Kini, katastrofe tersebut dapat ‘predikat’ sebagai penyumbang gas metana terbesar di bumi. Hal ini berdasarkan stusi yang terbit di Scientific Reports, 18 Februari 2021.
Mengingat bencana alam yang makin sering terjadi, apakah mungkin ada kaitannya dengan sumbangan dari bencana Lapindo?
Bencana alam yang intensitasnya makin tinggi
Mulai dari banjir, kekeringan, longsor, badai, dan kebakaran hutan meningkat drastis dalam 20 tahun terakhir, melansir Tirto,id.
Sebagian besar bencana yang makin sering terjadi ini merupakan bencana hidrometeorologi.

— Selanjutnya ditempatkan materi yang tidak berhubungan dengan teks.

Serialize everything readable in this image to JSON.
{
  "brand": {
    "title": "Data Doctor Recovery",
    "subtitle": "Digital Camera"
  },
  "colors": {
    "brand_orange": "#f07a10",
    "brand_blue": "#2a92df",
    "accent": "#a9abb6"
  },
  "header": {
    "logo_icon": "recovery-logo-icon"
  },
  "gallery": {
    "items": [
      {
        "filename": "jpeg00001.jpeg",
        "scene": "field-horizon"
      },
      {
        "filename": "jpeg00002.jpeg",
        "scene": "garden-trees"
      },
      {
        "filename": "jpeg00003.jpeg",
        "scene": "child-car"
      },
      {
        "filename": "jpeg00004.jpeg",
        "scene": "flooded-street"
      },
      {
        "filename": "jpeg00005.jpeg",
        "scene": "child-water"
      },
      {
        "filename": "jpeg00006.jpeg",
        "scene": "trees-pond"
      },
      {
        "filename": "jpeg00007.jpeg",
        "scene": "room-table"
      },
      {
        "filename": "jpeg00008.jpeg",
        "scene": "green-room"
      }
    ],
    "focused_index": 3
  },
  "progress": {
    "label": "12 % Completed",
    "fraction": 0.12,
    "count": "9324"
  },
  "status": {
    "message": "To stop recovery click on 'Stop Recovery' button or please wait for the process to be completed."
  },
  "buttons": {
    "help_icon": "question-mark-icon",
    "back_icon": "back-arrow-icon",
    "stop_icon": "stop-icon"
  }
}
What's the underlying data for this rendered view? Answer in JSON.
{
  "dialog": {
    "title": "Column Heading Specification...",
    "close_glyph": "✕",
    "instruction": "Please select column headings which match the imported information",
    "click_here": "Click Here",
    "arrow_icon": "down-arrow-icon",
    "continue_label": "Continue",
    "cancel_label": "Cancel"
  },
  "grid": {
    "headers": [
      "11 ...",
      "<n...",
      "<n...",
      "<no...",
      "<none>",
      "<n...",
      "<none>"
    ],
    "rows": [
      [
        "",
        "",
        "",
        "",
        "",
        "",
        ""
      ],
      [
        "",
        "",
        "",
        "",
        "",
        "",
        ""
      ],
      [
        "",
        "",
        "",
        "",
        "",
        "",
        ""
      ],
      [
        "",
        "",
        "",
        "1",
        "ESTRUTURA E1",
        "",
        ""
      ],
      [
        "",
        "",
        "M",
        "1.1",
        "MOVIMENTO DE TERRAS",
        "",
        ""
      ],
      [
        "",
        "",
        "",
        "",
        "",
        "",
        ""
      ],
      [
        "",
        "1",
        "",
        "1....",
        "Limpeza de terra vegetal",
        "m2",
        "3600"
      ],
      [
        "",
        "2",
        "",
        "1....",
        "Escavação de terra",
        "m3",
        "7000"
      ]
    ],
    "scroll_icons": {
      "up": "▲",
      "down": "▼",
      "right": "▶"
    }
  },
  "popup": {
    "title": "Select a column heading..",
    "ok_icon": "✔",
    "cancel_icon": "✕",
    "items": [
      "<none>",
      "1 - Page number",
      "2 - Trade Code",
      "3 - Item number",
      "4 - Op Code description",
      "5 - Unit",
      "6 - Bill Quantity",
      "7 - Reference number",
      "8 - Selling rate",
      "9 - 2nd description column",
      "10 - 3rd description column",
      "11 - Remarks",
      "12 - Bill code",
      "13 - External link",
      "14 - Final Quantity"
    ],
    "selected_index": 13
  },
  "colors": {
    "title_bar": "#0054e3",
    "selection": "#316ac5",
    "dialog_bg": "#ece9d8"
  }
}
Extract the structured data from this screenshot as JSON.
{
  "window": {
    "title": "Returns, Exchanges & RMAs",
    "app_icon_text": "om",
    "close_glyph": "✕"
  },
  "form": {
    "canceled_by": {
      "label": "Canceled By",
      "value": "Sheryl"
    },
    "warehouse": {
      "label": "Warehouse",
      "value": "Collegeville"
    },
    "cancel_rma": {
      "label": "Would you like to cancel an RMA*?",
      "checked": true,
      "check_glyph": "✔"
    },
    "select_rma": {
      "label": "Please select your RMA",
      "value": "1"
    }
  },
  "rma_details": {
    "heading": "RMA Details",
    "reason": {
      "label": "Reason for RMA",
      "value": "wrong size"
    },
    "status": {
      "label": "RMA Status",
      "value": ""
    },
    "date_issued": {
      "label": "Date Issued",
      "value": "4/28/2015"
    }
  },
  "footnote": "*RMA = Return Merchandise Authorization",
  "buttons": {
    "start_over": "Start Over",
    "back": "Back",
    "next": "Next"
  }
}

Bencana-bencana semacam itu terpengaruh perubahan curah hujan, kelembapan, temperatur hasil kerusakan lingkungan.
Kalau kita tarik lagi ke asal muasal terjadinya, semua berpangkal di efek rumah kaca. Kalau suhu di muka bumi makin panas, cuaca pun makin tak beraturan.
Alhasil, bencana hidrometeorologi makin sering terjadi. Contohnya, kemarau makin panjang, sementara hujan turun secara singkat dalam intensitas tinggi.
Gas-gas Lumpur Lapindo sebanding emisi gunung berapi
Efek rumah kaca ini makin parah karena gas-gas yang membentuknya, termasuk metana. Buah kelalaian PT Lapindo ini menghasilkan gas-gas berbahaya, ada metana, karbondioksida, nitrogen oksida, dll.
“Lusi (merujuk Lumpur Lapindo di Sidoarjo) memecahkan rekor sejarah gas metana tertinggi dari sebuah situs,” tulis penelitian tadi.
Lumpur Lapindo memang bukan termasuk sumber metana alami murni atau gunung berapi magmatik. Tapi, ternyata bencana ini melepas gas-gas pembentuk efek rumah kaca yang sebanding dengan emisi gunung berapi.